It comes as no surprise that one thing all successful people appear to have in common is self-confidence.
Whether introvert or extrovert, young or old, speaker, author, or business owner, there needs to be a certain level of personal acceptance that the information you have is valuable and worth sharing.
But it’s not quite as easy as saying everyone with self-confidence will be successful. The link between the two is complicated, for sure. If you find yourself with a lack of confidence, fear not. Confidence can be learned. And if you find yourself with confidence but no success, well, that can be figured out as well.
Small Actionable Steps:
Let’s start with the lack of confidence. The most pain-free way to building your confidence is to take one baby step at a time. Not sure where to start? Pick something small. Finding tiny wins along the way releases a shot of dopamine, the “motivation molecule” our brains need to keep moving forward. When we do something that feels good, our brain pushes us to do it over and over again.
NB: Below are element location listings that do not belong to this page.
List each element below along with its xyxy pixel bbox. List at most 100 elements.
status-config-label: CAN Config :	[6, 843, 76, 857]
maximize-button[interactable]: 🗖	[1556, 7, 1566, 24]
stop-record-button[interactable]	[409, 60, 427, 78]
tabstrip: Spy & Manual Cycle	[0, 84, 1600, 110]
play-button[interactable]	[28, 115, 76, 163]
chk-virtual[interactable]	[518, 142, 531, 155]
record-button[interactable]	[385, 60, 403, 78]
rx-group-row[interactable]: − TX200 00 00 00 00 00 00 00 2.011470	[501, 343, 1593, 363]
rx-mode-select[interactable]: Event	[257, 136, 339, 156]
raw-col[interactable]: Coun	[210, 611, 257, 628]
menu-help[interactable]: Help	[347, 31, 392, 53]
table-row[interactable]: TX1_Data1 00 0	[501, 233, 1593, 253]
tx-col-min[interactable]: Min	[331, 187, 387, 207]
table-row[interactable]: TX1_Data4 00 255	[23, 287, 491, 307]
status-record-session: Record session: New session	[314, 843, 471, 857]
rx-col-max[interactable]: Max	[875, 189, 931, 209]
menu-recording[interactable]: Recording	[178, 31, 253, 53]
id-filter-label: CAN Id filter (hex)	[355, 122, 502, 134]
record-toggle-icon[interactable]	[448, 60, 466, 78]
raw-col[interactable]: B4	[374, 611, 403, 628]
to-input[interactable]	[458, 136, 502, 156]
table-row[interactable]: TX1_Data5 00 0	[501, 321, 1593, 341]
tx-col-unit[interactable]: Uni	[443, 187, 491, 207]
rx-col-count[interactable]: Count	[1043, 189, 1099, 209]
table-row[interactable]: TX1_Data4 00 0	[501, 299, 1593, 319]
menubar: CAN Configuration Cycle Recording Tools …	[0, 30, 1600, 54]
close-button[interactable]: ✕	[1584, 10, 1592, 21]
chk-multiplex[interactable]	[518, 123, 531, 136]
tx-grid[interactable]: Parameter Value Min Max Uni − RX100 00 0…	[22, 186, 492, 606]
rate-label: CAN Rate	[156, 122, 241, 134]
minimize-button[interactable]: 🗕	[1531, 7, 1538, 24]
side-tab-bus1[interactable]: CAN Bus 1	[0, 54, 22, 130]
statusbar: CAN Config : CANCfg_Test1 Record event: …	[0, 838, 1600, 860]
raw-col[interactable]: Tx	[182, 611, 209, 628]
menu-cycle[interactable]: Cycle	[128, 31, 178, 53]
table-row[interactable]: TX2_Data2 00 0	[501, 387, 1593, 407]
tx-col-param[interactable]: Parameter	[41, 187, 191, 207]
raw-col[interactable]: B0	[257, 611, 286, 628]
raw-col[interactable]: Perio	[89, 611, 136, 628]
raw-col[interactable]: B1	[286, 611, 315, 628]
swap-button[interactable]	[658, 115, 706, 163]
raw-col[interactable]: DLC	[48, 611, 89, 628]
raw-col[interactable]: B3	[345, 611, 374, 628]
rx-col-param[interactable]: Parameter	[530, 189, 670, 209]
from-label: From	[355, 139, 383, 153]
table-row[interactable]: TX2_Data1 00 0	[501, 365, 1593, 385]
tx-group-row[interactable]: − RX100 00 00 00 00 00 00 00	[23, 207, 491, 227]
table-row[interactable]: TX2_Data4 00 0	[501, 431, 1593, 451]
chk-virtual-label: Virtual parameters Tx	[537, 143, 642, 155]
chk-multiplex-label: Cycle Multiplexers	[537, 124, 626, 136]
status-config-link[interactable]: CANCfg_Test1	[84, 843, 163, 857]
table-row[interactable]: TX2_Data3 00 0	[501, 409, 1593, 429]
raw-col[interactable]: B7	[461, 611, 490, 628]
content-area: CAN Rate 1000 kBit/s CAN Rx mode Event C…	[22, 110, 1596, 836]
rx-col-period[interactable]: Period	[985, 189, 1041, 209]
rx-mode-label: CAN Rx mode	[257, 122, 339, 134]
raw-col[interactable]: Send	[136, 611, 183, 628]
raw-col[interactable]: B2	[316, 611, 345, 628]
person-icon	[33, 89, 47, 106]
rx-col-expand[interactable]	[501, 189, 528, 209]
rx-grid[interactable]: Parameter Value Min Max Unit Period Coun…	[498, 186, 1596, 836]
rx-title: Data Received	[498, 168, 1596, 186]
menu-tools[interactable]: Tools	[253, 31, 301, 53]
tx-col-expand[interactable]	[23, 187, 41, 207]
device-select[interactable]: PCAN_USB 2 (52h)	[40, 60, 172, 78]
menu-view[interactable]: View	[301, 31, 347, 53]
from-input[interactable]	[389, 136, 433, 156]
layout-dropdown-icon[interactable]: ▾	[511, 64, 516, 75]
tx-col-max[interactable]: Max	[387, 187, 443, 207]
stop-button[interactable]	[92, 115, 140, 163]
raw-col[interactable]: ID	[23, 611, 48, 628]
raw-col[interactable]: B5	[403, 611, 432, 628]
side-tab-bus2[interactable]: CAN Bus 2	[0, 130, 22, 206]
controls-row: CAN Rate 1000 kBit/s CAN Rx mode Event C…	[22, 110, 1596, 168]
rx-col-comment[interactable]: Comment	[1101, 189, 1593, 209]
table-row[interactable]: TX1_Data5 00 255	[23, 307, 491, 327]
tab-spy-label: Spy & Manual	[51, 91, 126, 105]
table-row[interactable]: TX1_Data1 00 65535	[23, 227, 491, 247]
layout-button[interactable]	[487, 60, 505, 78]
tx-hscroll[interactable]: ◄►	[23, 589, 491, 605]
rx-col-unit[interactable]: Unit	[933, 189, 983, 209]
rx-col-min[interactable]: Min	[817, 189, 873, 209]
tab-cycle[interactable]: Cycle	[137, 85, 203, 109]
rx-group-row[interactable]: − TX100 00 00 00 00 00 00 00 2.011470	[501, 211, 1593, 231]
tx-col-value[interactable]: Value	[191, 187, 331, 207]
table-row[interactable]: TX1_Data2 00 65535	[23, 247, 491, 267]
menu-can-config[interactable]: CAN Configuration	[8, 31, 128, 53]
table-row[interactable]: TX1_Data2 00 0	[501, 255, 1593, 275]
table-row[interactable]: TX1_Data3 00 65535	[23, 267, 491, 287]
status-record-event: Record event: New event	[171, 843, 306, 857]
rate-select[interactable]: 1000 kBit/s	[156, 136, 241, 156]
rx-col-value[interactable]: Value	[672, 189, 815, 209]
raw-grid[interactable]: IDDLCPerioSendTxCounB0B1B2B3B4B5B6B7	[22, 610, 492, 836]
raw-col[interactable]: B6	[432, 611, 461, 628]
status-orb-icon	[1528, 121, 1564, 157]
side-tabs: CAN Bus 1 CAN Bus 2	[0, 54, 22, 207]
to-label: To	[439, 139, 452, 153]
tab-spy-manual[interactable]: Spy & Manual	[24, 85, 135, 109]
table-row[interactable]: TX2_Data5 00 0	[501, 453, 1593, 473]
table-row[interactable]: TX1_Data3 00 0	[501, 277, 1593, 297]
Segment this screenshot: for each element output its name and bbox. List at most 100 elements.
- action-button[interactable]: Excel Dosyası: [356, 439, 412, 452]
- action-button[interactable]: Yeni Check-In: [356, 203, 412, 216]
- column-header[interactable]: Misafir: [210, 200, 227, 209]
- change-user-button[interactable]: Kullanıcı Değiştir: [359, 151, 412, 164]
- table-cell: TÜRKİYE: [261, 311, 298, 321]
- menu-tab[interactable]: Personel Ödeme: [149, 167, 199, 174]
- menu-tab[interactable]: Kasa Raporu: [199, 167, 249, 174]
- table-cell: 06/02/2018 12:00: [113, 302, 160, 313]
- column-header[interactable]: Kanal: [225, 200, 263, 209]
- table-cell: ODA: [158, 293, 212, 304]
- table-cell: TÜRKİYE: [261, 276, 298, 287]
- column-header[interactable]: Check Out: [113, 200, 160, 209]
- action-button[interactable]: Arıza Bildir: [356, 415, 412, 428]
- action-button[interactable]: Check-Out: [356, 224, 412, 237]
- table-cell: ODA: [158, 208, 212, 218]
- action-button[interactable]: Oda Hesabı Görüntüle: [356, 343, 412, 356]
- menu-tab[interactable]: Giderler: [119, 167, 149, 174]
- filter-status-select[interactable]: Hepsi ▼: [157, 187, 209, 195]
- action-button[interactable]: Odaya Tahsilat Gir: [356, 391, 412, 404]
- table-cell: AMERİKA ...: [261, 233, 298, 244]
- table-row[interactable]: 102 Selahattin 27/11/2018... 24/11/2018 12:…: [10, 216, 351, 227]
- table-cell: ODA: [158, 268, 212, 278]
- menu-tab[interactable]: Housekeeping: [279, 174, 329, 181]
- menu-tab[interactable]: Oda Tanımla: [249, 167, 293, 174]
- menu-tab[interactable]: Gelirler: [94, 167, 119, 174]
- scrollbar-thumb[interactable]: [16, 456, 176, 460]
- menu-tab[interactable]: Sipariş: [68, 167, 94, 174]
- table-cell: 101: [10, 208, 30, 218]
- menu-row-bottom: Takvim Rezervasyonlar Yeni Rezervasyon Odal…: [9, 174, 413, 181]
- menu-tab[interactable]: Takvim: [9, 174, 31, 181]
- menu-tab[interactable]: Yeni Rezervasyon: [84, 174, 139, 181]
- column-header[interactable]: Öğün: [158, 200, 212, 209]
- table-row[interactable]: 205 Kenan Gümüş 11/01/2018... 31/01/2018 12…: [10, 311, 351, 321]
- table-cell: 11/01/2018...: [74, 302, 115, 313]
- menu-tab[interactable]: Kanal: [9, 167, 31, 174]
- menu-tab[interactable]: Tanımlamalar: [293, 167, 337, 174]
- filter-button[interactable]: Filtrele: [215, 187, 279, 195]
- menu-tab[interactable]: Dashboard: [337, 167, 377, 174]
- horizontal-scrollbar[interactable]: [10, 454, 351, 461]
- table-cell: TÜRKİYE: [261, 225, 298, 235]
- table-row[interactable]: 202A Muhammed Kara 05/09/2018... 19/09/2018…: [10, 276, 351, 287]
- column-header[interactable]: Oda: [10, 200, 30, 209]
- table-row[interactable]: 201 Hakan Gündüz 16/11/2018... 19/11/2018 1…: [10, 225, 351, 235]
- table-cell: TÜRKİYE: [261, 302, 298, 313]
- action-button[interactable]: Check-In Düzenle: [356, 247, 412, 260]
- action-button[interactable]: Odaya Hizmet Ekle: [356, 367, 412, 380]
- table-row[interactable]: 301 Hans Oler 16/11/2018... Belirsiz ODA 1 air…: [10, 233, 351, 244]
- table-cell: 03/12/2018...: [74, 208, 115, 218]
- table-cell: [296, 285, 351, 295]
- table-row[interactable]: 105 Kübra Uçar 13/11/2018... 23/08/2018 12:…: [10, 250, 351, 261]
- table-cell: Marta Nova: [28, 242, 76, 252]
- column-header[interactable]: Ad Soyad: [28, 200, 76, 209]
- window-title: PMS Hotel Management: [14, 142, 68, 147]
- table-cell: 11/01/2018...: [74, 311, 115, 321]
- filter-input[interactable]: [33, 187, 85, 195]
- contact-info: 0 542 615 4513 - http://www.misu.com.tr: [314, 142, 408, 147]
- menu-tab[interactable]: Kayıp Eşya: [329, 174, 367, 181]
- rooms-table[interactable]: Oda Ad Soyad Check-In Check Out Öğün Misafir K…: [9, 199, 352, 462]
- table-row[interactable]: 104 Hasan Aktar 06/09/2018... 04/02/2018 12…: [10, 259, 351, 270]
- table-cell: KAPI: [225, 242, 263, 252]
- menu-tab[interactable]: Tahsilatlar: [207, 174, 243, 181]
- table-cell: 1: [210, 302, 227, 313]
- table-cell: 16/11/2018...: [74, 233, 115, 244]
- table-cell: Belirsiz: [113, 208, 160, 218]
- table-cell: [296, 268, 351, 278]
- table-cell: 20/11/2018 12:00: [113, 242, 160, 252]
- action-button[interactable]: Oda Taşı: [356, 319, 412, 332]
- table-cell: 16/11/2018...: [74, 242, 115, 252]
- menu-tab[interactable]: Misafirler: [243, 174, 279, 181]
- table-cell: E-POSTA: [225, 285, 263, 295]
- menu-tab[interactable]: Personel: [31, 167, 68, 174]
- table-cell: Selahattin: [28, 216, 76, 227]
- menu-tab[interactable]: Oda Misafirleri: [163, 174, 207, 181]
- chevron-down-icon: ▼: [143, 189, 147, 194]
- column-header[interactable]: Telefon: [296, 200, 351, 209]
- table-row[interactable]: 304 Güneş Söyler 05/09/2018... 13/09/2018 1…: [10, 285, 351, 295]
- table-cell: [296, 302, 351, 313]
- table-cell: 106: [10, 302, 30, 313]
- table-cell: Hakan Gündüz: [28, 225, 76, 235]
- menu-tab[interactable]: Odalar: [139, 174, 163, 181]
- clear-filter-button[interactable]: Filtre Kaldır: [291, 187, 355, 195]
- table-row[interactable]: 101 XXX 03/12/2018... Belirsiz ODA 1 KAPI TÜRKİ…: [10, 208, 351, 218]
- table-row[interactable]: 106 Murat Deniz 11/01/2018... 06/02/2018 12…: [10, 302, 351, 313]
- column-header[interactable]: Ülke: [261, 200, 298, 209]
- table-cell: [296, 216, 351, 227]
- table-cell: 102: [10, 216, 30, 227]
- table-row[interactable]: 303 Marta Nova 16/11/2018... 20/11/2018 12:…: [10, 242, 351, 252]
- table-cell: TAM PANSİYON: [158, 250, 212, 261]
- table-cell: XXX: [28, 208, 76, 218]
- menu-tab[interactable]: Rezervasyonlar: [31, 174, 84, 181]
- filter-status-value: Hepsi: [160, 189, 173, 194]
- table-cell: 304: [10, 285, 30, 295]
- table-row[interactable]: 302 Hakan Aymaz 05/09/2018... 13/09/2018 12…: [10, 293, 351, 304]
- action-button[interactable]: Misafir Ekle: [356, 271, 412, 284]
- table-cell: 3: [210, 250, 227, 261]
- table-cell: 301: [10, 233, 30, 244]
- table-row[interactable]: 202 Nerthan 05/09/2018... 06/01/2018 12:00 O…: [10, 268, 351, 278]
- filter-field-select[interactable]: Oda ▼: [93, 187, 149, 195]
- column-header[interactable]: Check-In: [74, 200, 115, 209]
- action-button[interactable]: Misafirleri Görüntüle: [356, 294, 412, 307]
If you have a goal of public speaking, a tiny win might be to volunteer at a similar conference so you can learn how conferences run, get behind the scenes, and even meet the people who might hire you to speak someday.
If you have a goal of being published in the New York Times, start by writing for your local paper or guest blogging on sites like this one. The more experience you have, the easier it will be for your brain to visualize the successful version of you.
No step is too small, as long as you keep moving.
Fail Fast, Recover Faster:
No one likes to fail at anything but taking a step back, determining what you learned from your failure, and using that information to try again is a huge win. Fail, recalculate, and try again. With every failure, you get closer and closer to your end goal. The closer you get to your end goal, the more confident you become that you know exactly what you are doing. The more you learn, the more of an expert you become. Failing is one of the easiest ways to learn.
But Don’t Get Too Confident:
Meanwhile, too much self-confidence can absolutely be a hindrance. While our society used to lean toward never talking about yourself and not promoting what you’re working on, we have recently swung in the opposite direction. There is a difference between being confident in your skills and being seen as a know-it-all. Over-confidence is often seen as narcissistic and difficult to work with.
Know when and whom you can help. Come from a place of service and not self-promotion. Give more than you ask. Before you know it, you’ll be climbing the ladder of success with limitless opportunities in front of you.
In the end, confidence can be learned but unless you have the right mindset, success may not follow. A lack of confidence typically leads to a lack of action. But if you’re motivated and are able to recognize and build on each tiny win, you’ll build your confidence step by step.
While confidence is a big factor in success, it’s definitely not the only factor.